The connection between genetic mutations linked to delamanid resistance and phenotypic resistance remains unclear. We assessed the phenotypic effects of delamanid-resistant mutations in the Mycobacterium tuberculosis H37Rv strain through gene disruption using homologous recombination and complementation tests.
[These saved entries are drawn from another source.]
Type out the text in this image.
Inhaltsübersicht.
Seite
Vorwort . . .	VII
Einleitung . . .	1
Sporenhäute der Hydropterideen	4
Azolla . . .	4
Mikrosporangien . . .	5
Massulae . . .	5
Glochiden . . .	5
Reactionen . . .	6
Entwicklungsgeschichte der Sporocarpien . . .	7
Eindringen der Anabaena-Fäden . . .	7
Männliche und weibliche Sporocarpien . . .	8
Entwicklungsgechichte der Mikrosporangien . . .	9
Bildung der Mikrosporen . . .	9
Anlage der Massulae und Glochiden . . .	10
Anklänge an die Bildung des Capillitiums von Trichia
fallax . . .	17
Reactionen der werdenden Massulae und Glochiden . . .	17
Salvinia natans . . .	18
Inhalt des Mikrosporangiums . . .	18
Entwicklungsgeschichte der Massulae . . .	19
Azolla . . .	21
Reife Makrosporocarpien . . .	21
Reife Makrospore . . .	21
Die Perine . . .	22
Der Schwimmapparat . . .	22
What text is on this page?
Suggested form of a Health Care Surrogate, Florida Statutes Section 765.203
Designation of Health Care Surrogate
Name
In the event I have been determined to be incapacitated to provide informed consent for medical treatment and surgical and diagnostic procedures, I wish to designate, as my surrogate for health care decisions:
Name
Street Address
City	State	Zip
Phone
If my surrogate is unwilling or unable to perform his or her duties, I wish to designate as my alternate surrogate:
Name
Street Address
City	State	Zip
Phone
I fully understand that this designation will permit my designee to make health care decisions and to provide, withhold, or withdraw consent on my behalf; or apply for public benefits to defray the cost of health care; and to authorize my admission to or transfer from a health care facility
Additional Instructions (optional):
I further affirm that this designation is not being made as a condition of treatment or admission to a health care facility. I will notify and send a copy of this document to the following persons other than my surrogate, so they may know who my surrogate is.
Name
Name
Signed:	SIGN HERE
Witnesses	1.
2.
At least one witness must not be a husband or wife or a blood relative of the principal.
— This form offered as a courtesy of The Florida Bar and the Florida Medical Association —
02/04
Delamanid resistance was assessed by determining the minimum inhibitory concentration (MIC) via the 7H9 microdilution method. Sanger sequencing identified mutations, and conservation of the mutated residues was predicted through multiple sequence alignments of orthologs. A total of 116 isolates with MIC ≥0.025 μg/mL were analyzed, among which mutations were identified in the ddn and fbiA genes. Isogenic strains were generated based on these mutations. The ddn or fbiA isogenic strains with Ala77Val, Gly81Ser, Asn25fs, and Leu104Phe in fbiA had MICs ≥0.8 μg/mL, indicating resistance. In contrast, the ddn isogenic strain with Pro12Ala had an MIC of 0.012 μg/mL, showing susceptibility, while Gly96Asp in fbiA had an MIC of 0.1 μg/mL, indicating resistance. All mutations, except for Pro12Ala, were conserved in the protein sequences of both FbiA and Ddn and their mycobacterial orthologs. The characterization of these mutations provides insights into the mechanisms of delamanid resistance, which may inform the development of optimized treatment strategies.